I have a Proliant Microserver in my home lab that I use as a NAS and networked backup storage. Even though I can trust the data to be reliably preserved on disk using RAID I cannot trust data to be reliably preserved in RAM if I don’t get ECC RAM installed.
This is quite easy to do as the user manual describes what kind of RAM you can use. In my case it’s 16GB of ECC RAM. I found two 8GB sticks online and this is the changelog behind this upgrade.
Quite easy to do. The user manual describes, with pictures, how to do this so there is not a lot that can go wrong.
The system accepted the two sticks as expected and I could log without problems and fiddling with the BIOS.
While it’s nice to have ECC RAM and you definitely get that warm fuzzy feeling that your data it’s now safe we are just getting started. We have to think about what will happen when the ECC RAM yells at you because a bit flipped! And we have to think about what will happen when one of the DIMMs dies and you have to replace it.
The obvious solution is to ignore such reports and to manually go over all DIMMs when you suspect one of them is acting funny.
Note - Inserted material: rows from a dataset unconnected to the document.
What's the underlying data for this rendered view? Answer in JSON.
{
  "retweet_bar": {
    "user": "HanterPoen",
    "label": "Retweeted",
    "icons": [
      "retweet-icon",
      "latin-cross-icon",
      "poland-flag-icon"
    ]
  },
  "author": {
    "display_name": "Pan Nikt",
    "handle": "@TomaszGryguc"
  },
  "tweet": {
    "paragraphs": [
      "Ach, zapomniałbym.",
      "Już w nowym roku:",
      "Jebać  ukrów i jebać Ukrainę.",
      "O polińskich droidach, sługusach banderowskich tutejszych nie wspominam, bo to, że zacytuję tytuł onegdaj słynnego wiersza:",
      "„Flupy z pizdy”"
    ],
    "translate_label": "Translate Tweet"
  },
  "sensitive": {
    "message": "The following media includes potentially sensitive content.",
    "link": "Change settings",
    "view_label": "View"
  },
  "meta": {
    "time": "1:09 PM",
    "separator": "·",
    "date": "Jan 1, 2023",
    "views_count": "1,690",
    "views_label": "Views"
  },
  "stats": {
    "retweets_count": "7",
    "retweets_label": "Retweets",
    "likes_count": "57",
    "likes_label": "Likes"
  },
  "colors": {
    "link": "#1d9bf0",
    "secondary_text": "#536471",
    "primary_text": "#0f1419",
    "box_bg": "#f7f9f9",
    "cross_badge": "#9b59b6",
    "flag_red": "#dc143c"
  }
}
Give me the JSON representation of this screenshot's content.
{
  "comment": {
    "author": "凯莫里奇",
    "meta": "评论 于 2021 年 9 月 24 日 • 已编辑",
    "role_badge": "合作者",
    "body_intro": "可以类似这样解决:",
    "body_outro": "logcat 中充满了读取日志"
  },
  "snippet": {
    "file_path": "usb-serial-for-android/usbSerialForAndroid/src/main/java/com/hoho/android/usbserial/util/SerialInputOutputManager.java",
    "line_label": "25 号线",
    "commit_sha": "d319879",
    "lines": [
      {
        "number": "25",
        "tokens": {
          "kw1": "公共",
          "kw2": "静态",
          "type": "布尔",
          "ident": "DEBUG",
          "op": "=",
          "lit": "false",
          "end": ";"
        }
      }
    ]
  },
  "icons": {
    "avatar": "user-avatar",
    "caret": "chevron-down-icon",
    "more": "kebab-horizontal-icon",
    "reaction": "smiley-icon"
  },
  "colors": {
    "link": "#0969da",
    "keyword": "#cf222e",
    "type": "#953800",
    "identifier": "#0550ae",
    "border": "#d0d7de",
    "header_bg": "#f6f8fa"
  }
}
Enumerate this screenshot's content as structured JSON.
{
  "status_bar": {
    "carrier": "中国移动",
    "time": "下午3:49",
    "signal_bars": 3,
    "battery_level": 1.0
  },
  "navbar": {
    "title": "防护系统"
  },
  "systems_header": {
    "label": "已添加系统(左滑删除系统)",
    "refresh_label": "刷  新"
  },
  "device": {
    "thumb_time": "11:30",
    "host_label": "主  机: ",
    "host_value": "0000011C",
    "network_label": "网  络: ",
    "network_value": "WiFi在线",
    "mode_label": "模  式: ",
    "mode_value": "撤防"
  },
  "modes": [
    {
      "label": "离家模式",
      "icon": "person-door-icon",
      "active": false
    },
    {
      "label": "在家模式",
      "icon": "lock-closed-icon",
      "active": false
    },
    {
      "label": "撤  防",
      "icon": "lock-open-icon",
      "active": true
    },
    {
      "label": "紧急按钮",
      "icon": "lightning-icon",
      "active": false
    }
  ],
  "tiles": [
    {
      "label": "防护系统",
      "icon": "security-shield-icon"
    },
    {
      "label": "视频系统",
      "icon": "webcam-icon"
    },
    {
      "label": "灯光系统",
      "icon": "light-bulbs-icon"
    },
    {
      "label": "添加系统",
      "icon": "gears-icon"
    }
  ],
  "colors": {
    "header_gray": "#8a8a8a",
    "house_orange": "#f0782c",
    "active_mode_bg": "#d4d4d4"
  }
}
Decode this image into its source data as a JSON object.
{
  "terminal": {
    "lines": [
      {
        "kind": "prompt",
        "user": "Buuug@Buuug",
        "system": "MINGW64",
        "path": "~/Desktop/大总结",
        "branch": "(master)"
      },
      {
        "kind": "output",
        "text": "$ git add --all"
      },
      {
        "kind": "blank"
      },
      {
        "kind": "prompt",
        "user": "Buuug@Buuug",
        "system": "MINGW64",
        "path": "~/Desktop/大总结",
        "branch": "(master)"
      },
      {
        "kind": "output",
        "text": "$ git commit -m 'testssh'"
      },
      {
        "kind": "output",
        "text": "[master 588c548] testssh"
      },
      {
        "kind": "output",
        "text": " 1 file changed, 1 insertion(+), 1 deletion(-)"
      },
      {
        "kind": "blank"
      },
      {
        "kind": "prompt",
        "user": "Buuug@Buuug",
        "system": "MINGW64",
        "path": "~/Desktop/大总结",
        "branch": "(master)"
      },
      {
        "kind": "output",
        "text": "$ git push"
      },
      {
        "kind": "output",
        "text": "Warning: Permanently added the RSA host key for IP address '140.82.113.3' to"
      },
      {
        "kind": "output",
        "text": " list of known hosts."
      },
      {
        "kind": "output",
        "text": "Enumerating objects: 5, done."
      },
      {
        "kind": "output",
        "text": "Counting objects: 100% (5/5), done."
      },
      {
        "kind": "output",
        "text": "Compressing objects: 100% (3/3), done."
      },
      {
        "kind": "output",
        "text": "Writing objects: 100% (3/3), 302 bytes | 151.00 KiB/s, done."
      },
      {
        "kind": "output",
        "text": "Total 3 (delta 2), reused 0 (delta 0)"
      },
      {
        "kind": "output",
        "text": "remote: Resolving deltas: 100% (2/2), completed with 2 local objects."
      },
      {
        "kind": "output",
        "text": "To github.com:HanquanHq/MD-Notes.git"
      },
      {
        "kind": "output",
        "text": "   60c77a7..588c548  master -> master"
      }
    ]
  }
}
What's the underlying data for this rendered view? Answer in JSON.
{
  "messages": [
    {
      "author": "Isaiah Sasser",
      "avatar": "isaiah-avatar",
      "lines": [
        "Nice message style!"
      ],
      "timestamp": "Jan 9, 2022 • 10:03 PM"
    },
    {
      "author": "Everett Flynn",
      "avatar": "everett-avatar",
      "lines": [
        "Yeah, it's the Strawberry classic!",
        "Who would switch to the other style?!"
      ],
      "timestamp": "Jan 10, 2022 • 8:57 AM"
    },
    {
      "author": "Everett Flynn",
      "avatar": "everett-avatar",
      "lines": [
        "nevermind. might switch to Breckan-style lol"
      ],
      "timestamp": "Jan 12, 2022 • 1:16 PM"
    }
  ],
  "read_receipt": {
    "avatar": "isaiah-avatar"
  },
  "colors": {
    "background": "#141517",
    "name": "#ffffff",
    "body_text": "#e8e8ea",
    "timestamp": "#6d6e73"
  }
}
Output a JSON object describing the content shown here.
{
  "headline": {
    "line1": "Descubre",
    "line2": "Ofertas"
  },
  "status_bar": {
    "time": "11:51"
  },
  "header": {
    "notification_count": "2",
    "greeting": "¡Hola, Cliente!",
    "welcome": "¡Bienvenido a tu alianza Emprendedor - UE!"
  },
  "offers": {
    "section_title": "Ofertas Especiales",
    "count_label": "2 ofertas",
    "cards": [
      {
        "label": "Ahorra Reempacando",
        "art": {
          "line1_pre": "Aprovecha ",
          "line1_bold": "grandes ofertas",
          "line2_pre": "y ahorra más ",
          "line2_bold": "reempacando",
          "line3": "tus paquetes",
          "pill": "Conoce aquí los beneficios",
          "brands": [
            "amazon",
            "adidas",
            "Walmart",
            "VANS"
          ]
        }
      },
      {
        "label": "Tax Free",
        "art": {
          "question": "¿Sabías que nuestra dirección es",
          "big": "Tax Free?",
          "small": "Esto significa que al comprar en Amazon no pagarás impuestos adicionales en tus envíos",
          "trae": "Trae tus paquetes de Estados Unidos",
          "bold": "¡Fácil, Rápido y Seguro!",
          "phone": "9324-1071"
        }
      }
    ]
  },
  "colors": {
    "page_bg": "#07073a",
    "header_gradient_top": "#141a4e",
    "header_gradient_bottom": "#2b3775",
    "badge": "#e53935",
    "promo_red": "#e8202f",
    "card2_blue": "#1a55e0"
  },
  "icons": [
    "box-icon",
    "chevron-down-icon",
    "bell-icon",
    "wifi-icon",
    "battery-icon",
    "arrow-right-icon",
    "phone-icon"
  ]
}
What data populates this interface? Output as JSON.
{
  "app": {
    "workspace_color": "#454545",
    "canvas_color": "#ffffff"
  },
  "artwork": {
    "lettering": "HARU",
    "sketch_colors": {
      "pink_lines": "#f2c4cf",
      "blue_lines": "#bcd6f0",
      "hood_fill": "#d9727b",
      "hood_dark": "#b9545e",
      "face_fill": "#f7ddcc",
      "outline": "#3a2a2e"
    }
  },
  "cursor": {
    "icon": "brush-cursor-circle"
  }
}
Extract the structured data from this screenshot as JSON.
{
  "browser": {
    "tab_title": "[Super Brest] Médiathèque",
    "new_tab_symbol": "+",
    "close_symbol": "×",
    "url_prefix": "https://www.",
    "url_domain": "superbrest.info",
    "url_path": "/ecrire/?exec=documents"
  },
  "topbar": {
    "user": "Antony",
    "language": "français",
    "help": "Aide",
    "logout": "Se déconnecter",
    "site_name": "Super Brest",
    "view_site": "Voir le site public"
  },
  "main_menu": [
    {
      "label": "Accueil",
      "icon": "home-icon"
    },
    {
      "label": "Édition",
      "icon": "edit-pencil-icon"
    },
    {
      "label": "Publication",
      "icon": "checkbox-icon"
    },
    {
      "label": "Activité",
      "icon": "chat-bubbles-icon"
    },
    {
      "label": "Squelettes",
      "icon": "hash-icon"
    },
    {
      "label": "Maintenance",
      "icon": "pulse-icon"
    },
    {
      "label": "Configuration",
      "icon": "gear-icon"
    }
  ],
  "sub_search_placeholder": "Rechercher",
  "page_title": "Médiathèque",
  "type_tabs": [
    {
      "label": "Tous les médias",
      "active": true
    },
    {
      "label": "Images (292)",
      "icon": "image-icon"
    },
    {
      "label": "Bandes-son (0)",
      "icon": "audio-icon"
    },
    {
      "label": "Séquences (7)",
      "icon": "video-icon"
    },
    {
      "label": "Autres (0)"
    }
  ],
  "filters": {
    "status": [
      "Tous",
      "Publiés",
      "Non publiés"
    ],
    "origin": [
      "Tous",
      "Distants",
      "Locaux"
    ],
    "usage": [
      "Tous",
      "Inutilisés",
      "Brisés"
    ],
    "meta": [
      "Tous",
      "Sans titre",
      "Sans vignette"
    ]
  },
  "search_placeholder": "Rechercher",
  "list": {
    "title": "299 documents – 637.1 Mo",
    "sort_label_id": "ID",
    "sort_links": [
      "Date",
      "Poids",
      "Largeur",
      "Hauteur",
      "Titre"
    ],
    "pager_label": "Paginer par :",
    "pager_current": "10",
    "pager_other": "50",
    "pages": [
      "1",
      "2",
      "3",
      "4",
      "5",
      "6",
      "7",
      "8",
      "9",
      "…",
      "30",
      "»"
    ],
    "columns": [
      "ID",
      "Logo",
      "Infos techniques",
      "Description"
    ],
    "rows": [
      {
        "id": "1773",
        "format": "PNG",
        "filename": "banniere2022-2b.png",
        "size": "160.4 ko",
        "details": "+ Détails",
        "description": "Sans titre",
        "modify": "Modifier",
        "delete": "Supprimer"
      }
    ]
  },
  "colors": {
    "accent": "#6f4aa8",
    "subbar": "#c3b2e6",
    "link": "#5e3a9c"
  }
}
The less obvious solution is setting up monitoring now to get a little more information later.
The easiest way to set up monitoring is to install rasdaemon and to learn how to use it. The only interesting part of the setup is that you get to make a map from the in kernel logical locations to the actual motherboard physical locations.
This map is obviously very specific and depends on how the actual electrical connections were done on the physical motherboard. The map follows this format.
Vendor: <motherboard vendor name> Model: <motherboard model name> <label>: <mc>.<row>.<channel> ...
Which on my HP Prolian Microserver Gen 8 looks like this. This map was created by having only one stick present at boot and looking at the path availabe in sysfs.
Vendor: HP Model: ProLiant MicroServer Gen8 DIMM_1A: 0.0.0, 0.1.0 DIMM_2B: 0.0.1, 0.1.1
The only change from the how to guide is that I decided to store this map
/etc/edac/labels.d/microserver and symlink it to
/etc/ras/dimm_labels.d/microserver. This was necessary as
edac-ctl was not
picking up the mapping too.